We had the day off for Veteran’s Day, so I’ve had some extra free time.  I spent part of it doing some of the other Lynda tutorials.  I worked on the SEO and JQuery ones.  The SEO one is crazy long and it felt like I was making no progress.  The JQuery one was about double the length of the Worpress one, but I finally finished it.  Yeah!  Here is my certificate for that one (Link no longer working).

I already knew most of the basics of JQuery, but the tutorial filled in many blanks for me.  It went over all of the main parts and functions of JQuery fairly well.

It also introduced me to JQuery UI.  That looks very neat for sure, but the full plugin, with the theme and what not, is something like 312kb.  That’s crazy huge for a web site.  Some (92kb) of that is images which would only load when needed, but the CSS for the theme is 28kb and the script itself is 192kb.  Definitely a good thing that it is so easy to customize what parts you want.  I generally try to keep my entire page loads, or at least the home page, under 100kb.  That is becoming harder and harder as more images and functionality are expected, but it’s good to keep load times fast.
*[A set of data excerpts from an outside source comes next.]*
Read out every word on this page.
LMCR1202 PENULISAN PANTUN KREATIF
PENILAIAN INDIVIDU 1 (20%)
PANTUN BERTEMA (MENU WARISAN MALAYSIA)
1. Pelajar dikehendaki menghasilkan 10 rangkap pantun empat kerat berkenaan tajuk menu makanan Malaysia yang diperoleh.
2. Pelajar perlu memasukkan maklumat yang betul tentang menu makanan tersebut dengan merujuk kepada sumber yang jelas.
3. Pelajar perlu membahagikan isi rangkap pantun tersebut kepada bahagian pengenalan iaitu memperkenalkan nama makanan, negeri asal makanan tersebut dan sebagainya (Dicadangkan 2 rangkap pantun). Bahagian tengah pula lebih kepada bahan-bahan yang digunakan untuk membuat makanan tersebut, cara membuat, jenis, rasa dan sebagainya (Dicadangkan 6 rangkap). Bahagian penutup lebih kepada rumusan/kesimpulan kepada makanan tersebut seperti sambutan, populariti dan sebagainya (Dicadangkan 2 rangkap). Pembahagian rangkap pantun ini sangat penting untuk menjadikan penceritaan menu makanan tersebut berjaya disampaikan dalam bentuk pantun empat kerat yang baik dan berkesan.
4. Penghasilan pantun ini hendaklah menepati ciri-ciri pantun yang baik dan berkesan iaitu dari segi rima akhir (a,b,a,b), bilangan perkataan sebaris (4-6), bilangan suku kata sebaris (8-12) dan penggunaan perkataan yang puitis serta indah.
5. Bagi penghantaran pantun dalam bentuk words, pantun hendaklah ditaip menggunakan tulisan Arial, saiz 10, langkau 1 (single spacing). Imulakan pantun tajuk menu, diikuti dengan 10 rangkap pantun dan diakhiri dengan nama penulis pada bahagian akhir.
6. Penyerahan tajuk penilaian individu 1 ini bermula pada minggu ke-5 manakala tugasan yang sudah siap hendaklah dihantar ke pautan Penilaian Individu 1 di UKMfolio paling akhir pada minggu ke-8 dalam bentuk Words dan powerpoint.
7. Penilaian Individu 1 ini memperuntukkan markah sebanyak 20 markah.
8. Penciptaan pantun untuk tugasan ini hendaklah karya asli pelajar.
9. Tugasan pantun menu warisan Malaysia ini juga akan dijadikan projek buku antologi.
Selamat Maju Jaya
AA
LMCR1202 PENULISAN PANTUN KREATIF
I took some notes on this one, a lot of notes.  It’s really just as a reference for me.  I forget the specifics of this stuff very easily and am always having to look it up, even sometimes for things I do frequently.  I’m somewhat dependent on my notes.  So, if I can figure out how, I will attach them as a text file.  No point in adding them directly to this post, they will make it huge.  But I’ll have to worry about that later:  I have a usability event to go to (Link no longer working).